UN Envisions A Global Currency, And It’s Not Digital
The United Nations (UN) revealed their interest to create and maintain a “Global Reserve Bank”, one that will be also the publishing house for a Global Currency, which is supposed to be backed by a basket of national fiat currencies.
Does that sound familiar to you? In certainly does, as this is the initial pitch of Facebook-backed fintech venture Libra, the one that didn’t saw the light of an exchange due to regulatory uncertainty.
According to the 218-page document acquired by CNBC during the UN Conference on Trade and Development, United Nations cited that countries could agree to exchange their own national and regional currencies for the new global currency, which on its own turn, would be backed by a basket of currencies of all the country members.
While the UN believes that its time to ditch the US Dollar, the Euro, and the Yen altogether, CNBC commentators didn’t hesitate to express dissatisfaction with the UN’s vision, reminding us how UN once wanted to charge everyone one cent per 100-email messages sent, adding that the report was written by bureaucrats without any actual legal ability to create the global equivalent of the Federal Reserve.

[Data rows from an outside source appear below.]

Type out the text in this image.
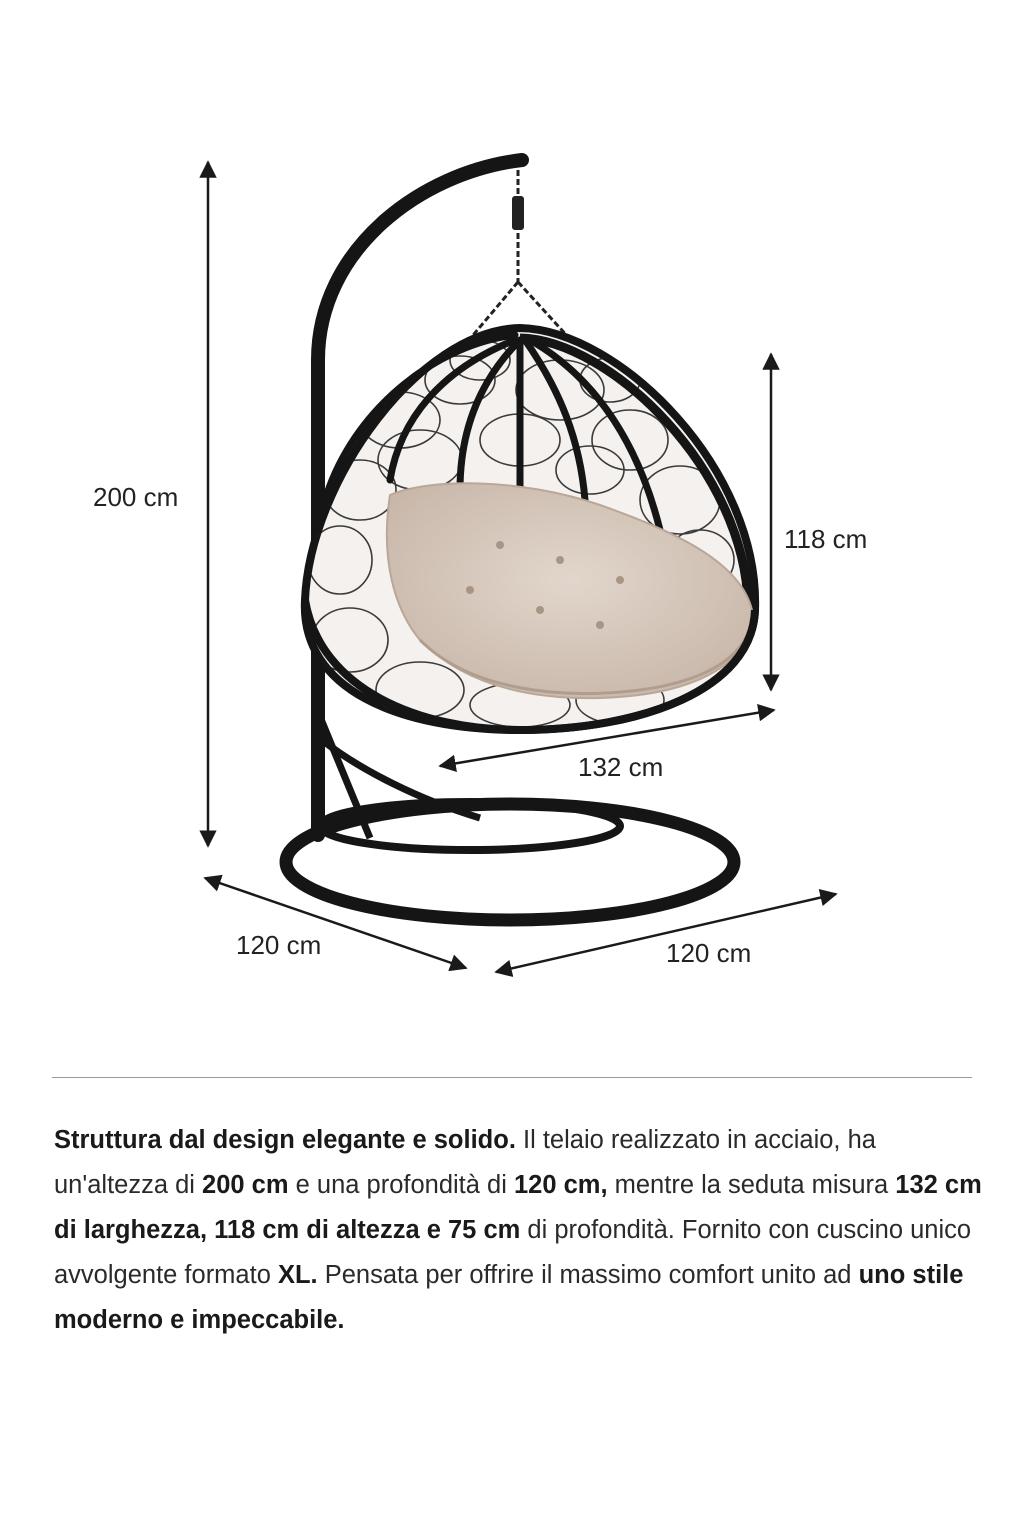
200 cm
118 cm
132 cm
120 cm	120 cm
Struttura dal design elegante e solido. Il telaio realizzato in acciaio, ha un'altezza di 200 cm e una profondità di 120 cm, mentre la seduta misura 132 cm di larghezza, 118 cm di altezza e 75 cm di profondità. Fornito con cuscino unico avvolgente formato XL. Pensata per offrire il massimo comfort unito ad uno stile moderno e impeccabile.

Now, that was totally an aggressive behavior generated by a sense of fear, considering that whether the UN is ready for something such big or not, the US Dollar is indeed at its finishing lap, with more bills being printed out of thin air as you read this.
The worst part here is not whether the Fed is better than the UN or vise versa, but the fact that UN plans to establish this system based entirely on paper money. I mean, isn’t this stupid at best? especially when analogizing we’re in 2020, constraint under the ongoing global epidemic.
At the same time, creating another fiat currency backed by fiat currencies would make hyperinflation look normal since every country could print more domestic cash in order to generate more of the newly introduced fancy global paper money.
The US is practically laughing at this attempt, paralleling it with China’s attempt to create a cross-border digital currency that’s already long-postponed for quite some time. According to CNBC figures, China is now the largest foreign holder of U.S. Treasury bonds worth over $776bn.
Nevertheless, I partly agree with the US, saying that FED can’t be brought down with another FED, but my other part knows it could be replaced by a digital economy.
China may or may not be the one who creates the global digital payment standard anytime soon, but that doesn’t deny the fact that digital currencies are the only way to go, especially when we’re envisioning a smarter, faster, and more secure future.